А потом — друг другу:
— Как, по-твоему, что-нибудь и в самом деле было? — А глаза мрачно горят, скрытные и взбудораженные. — Тише вы! Ах, бедняжка! Бедная Минни!
V
Било полночь, когда Мак-Лендон подъехал к своему новенькому чистенькому дому. Нарядный, свежий, как птичья клетка, и почти такой же величины, дом был аккуратно выкрашен в зеленое и белое. Мак-Лендон запер машину, поднялся на веранду и прошел в комнату. С кресла, стоявшего возле настольной лампы, поднялась жена. Мак-Лендон остановился посреди комнаты и пристально смотрел на нее, пока жена не опустила глаза.
— Гляди-ка, который час, — сказал он, подняв руку и показав ей часы. Она стояла перед ним, склонив голову, с журналом в руках.
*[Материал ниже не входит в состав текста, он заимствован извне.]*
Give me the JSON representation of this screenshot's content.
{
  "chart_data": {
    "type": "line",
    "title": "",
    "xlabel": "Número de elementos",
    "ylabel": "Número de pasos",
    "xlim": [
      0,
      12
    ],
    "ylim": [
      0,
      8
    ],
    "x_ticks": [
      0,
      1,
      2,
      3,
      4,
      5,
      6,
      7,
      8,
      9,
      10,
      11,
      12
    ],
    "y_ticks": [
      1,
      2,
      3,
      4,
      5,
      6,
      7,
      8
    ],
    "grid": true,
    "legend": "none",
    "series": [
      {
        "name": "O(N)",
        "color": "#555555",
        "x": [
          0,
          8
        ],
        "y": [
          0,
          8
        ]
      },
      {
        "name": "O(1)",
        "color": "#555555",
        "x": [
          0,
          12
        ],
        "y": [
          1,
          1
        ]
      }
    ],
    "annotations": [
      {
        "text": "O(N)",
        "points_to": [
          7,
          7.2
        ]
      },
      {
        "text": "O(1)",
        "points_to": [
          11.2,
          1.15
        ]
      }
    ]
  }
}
Лицо бледное, напряженное, усталое. — Сколько раз тебе говорить, чтоб не сидела вот так, не ждала, не проверяла, в котором часу я возвращаюсь?
— Джон, — сказала она. Она положила журнал. Покачиваясь на каблуках, он не отводил от нее разгоряченных глаз, не отворачивал вспотевшего лица.
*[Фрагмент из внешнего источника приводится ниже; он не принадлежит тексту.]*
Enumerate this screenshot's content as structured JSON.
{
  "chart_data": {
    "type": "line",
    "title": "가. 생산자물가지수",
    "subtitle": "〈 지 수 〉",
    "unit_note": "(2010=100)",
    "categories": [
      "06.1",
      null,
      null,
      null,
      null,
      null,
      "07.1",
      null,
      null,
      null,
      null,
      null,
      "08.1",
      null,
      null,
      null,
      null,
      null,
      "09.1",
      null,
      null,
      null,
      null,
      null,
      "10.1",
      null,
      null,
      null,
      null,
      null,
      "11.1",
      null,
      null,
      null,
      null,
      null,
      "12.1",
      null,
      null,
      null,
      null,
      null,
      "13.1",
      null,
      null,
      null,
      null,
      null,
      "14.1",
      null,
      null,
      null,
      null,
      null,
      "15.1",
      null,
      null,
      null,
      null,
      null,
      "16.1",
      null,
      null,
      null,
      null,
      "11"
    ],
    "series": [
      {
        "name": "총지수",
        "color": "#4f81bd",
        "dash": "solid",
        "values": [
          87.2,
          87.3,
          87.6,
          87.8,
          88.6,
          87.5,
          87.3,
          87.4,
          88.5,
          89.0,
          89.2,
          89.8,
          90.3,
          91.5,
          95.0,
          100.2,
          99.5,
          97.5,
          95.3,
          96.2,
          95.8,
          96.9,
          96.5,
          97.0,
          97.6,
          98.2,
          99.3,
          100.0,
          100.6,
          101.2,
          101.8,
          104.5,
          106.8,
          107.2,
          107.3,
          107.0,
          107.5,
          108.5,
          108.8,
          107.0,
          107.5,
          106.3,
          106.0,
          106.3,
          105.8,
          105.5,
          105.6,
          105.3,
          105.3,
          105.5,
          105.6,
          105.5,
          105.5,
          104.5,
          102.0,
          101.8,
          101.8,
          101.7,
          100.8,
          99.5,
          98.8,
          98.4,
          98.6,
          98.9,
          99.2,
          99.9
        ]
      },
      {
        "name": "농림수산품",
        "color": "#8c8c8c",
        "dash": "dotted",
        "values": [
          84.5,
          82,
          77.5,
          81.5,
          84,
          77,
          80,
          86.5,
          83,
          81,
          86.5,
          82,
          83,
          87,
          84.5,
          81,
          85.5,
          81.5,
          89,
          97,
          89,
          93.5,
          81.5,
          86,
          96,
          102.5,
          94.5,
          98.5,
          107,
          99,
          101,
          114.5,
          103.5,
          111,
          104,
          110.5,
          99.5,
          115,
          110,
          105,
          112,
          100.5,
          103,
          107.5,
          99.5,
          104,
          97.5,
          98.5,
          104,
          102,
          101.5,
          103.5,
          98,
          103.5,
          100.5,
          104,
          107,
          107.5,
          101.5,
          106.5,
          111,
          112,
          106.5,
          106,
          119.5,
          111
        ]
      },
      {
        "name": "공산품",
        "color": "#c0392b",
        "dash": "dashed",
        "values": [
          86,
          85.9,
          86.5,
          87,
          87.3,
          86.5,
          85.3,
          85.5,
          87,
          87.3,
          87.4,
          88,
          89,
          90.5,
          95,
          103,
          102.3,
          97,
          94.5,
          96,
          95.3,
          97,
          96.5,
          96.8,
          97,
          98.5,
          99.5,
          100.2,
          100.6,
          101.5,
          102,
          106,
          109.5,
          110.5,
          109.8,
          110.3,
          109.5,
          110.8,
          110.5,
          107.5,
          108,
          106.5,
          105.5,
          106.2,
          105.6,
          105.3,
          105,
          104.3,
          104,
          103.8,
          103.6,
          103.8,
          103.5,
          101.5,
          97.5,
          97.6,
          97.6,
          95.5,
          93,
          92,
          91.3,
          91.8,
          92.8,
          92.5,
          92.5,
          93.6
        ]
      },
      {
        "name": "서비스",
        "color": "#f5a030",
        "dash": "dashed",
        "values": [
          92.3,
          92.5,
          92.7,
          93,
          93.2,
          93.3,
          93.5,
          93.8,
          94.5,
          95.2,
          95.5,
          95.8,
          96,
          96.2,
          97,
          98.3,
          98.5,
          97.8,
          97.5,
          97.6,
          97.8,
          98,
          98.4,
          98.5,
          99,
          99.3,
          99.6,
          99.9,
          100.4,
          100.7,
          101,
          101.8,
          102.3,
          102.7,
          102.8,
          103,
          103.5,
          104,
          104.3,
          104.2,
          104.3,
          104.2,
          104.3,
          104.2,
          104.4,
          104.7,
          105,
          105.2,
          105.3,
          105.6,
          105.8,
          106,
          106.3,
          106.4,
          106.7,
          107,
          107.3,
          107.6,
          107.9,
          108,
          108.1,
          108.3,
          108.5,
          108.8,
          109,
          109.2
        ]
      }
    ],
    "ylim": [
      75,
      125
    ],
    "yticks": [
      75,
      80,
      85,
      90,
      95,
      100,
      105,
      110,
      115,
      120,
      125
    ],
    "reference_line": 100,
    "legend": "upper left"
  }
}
— Сколько раз тебе говорить?
Он подошел к ней вплотную. Тогда она подняла глаза. Он сгреб ее за плечо. Она стояла безвольно, глядя на него снизу вверх.
— Не надо, Джон. Мне не спалось. Из-за жары или еще чего… Прошу тебя, Джон. Мне больно.
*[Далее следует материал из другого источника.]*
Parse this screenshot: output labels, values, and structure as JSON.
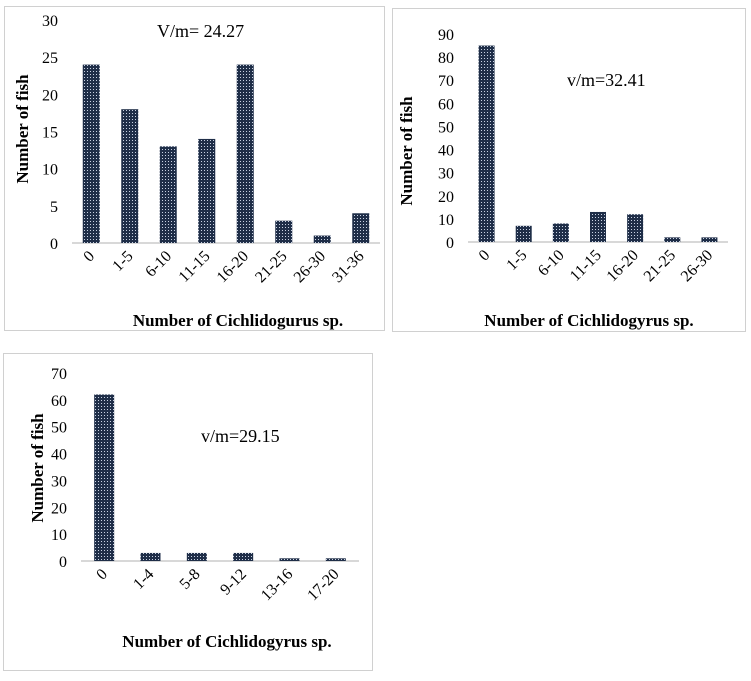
{
  "chart_data": [
    {
      "type": "bar",
      "categories": [
        "0",
        "1-5",
        "6-10",
        "11-15",
        "16-20",
        "21-25",
        "26-30",
        "31-36"
      ],
      "values": [
        24,
        18,
        13,
        14,
        24,
        3,
        1,
        4
      ],
      "ylabel": "Number of fish",
      "xlabel": "Number of Cichlidogurus sp.",
      "ylim": [
        0,
        30
      ],
      "yticks": [
        0,
        5,
        10,
        15,
        20,
        25,
        30
      ],
      "annotation": "V/m= 24.27",
      "grid": false,
      "bar_color": "#1f2e48"
    },
    {
      "type": "bar",
      "categories": [
        "0",
        "1-5",
        "6-10",
        "11-15",
        "16-20",
        "21-25",
        "26-30"
      ],
      "values": [
        85,
        7,
        8,
        13,
        12,
        2,
        2
      ],
      "ylabel": "Number of fish",
      "xlabel": "Number of Cichlidogyrus sp.",
      "ylim": [
        0,
        90
      ],
      "yticks": [
        0,
        10,
        20,
        30,
        40,
        50,
        60,
        70,
        80,
        90
      ],
      "annotation": "v/m=32.41",
      "grid": false,
      "bar_color": "#1f2e48"
    },
    {
      "type": "bar",
      "categories": [
        "0",
        "1-4",
        "5-8",
        "9-12",
        "13-16",
        "17-20"
      ],
      "values": [
        62,
        3,
        3,
        3,
        1,
        1
      ],
      "ylabel": "Number of fish",
      "xlabel": "Number of Cichlidogyrus sp.",
      "ylim": [
        0,
        70
      ],
      "yticks": [
        0,
        10,
        20,
        30,
        40,
        50,
        60,
        70
      ],
      "annotation": "v/m=29.15",
      "grid": false,
      "bar_color": "#1f2e48"
    }
  ]
}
— Сколько раз тебе говорить?
Он выпустил ее и то ли ударил, то ли просто отшвырнул в кресло, и она осталась там лежать и молча смотрела, как он выходит из комнаты.
Он прошел через весь дом, на ходу срывая с себя рубашку, остановился на задней веранде, темной, застекленной, голову и плечи обтер рубашкой и отбросил ее в сторону. Он вынул из кармана пистолет и положил на ночной столик, и сел на кровать, и снял ботинки, и встал, и стащил с себя брюки. Он опять потел, а потому нагнулся и стал яростно шарить в поисках рубашки. В конце концов, он ее нашел, снова обтер тело и, прижавшись к стеклу, стоя, часто и тяжело дышал. Вокруг — ни шороха, ни звука, ни даже мошки. Темный мир, казалось, лежал поверженный под холодной луной и не смыкающими век звездами.
СМЕРТЕЛЬНЫЙ ПРЫЖОК
I
Аэроплан появился над городом вдруг, почти как видение. Летел он быстро: мы едва успели его заметить, а он уже был на вершине мертвой петли, прямо над площадью, в нарушение и городского и правительственного указов. И петля была неважная, ее сделали будто со зла — небрежно и на предельной скорости, словно летчик был неврастеником, или же очень спешил, или же (странное предположение, но у нас в городе живет бывший военный летчик; он выходил с почты, когда появился аэроплан, летевший на юг; увидев неважно выполненную мертвую петлю, он и высказал эту мысль) летчику хотелось максимально сократить пролет, чтобы сэкономить бензин. Аэроплан вышел на вершину петли с опущенным крылом, как будто собираясь сделать иммельман. Потом он сделал полубочку, закончил петлю на три четверти и, завывая, на полном газу, все так же внезапно, точно видение, исчез на востоке, в направлении аэродрома. Когда первые мальчишки туда прибежали, аэроплан стоял на земле, в огороженном углу, на самом краю летного поля. Он был неподвижен и пуст. Вокруг не было ни души. Он отдыхал, пустой, безжизненный, весь побитый и заплатанный, неумело, в один слой выкрашенный мертвенно черной краской и здесь похожий на привидение, будто сам по себе прилетел, сделал петлю и сел.